W naszej parafii w I Niedzielę Wielkiego Postu konsekrowałem obecnością Największego Sakramentu nową monstrancję, która z serce i wiarą oraz zaangażowaniem zrobił pan Robert Gubała.
Naczynia liturgiczne z drzewa i z porcelany jakie mamy w naszej kaplicy: dwa kielichy, pateny i monstrancję są wyrazem odejścia od „bizantyjskiej” wizji liturgii przepełnionej złotem i przepychem.
Liturgia współczesności ma nieść w sobie prostotę i schludną estetykę bez przepychu.
Podobne naczynia liturgiczne są używane w misyjnych terenach. W nich ludzie dostrzegają „zwykłość” i bliskość.

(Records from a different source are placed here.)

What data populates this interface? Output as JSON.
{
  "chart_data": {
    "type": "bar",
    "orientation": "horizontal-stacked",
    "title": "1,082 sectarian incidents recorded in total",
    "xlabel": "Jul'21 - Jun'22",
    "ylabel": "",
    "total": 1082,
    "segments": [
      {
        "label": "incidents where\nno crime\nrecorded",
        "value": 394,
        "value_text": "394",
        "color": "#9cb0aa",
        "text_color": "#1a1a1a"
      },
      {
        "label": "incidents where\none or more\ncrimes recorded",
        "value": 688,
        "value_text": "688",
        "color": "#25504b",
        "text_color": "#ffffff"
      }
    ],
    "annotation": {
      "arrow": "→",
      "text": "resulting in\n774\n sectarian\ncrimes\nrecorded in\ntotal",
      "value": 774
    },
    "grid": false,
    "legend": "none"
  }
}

Znany z filmu Kler kawałek „złoty, a skromny” nie charakteryzuje ducha liturgii sprawowanej w kaplicy parafii KKN św. Michała Archanioła w Rybniku.
Raczej bliżej nam do klimatu katakumb czyli małej wspólnoty zgromadzonej w duchu wiary, niż przepychu katedr, które w liturgii celebrują „teatralnie” obrzęd, bardziej niż wiarę.
Prostota, świeca, drewniane naczynia liturgiczne nie mają symbolizować potęgi i bogactwa Kościoła, ale potęgę wiary ludzi ją celebrujących.